The diameter of inhibition zones formed for each concentration of the AgNO3 precursor added to the aqueous extracts of fresh leaves of I. balsamina and L. camara medicinal plants in synthesizing Ag nanoparticles is presented in Table 3.

Table 3 shows that the antibacterial activity against S. aureus was increased, which was indicated by an increase in the inhibition zone diameter from 11.03 mm to 13.8 mm, with the increasing Ag concentration in I. balsamina extract. However, the opposite result was shown by E. coli, which was from 10.2 mm to 8.9 mm. The same was true for Ag nanoparticles in L. camara aqueous extracts which were from 13.9 mm to 15.8 mm and 17.7 mm to 15.4 mm for S. aureus and E. coli, respectively. While the distilled water negative control did not show inhibition zone for all treatments, ciprofloxacin positive control showed similar inhibition zone diameter, which average above 19 mm, for the two bacteria with the increasing Ag concentration in leaves extracts of the two plants.

However, based on the results of statistical analysis, it was shown that only three treatments were significantly different than the positive controls. The variables were aqueous extracts of I. balsamina leaves containing Ag nanoparticles (3 mM) against S. aureus and E. coli bacteria and aqueous extracts of I. balsamina leaves containing Ag nanoparticles (5 mM) against E. coli bacteria.

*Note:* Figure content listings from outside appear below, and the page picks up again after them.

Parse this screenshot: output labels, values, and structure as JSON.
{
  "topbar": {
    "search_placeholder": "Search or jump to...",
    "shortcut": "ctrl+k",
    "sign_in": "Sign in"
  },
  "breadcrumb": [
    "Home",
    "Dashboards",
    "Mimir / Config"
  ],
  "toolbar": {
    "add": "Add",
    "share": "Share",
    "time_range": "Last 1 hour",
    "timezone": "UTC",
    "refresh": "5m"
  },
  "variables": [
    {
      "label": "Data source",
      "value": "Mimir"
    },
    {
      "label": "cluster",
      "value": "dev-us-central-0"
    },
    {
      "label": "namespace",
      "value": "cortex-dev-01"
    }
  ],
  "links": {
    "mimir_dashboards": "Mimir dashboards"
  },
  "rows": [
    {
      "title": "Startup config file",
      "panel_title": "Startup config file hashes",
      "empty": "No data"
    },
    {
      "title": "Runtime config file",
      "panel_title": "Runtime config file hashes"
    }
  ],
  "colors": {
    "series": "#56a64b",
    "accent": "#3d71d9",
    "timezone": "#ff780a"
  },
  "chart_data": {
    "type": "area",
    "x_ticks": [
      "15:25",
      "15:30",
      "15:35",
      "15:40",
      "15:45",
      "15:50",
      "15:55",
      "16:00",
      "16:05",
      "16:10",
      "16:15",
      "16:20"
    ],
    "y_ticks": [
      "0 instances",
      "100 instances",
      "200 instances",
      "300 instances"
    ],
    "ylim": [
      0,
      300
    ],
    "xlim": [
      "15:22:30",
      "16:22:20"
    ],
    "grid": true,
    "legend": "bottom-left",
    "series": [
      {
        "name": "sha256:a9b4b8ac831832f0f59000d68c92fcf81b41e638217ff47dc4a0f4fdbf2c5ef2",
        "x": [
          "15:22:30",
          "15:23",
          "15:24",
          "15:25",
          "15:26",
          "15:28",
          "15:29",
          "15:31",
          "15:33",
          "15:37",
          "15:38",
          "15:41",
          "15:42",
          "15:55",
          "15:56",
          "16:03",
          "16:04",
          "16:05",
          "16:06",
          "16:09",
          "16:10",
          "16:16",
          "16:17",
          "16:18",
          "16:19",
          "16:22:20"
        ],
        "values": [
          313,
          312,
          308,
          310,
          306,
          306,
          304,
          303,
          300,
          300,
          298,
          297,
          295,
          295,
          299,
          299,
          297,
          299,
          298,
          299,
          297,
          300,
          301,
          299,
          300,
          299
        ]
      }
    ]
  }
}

This information was supported by data that the average size of Ag nanoparticles synthesized using L. camara extract was relatively smaller than that using the extract of I. balsamina. The results of this study were also supported by previous studies that the small size of Ag nanoparticles makes these particles easier to penetrate the outer wall of bacteria, enter the body, destroy the respiratory chain, and thus inhibit cell respiration, causing bacterial death [27, 28]. Regarding the inhibition zone, the antibacterial activity of Ag nanoparticles synthesized in this study was categorized into strong inhibitory activity (inhibition zone of 10–19 mm) according to Davis and Stout [29].

4. Conclusions

Medicinal plants, namely, aqueous extracts of fresh leaves of I. balsamina and L. camara, can be used as bioreduction agents to produce Ag nanoparticles. The formation of Ag nanoparticles in the extract was observed by the color change of I. balsamina extract into brownish yellow while of L. camara extract into grayish brown. Color changes that occur indicate that Ag particles have formed. The Ag particles produced had an increased size due to the increased concentration of AgNO3 solution, but the average size is still in nanometer. Ag nanoparticles contained in the extract were able to inhibit the growth of S. aureus and E. coli bacteria, and the best antibacterial activity was exhibited by the L. camara extract containing Ag nanoparticles.

Data Availability

The data used to support the findings of this study are available from the corresponding author upon request.

Conflicts of Interest

The authors declare that there are no conflicts of interest.


The authors would like to thank Sam Ratulangi University in Manado, North Sulawesi, Indonesia, for their financial support through the Non-Tax Revenue (PNBP) fund with the contract number 656/UN12.13/LT/2018.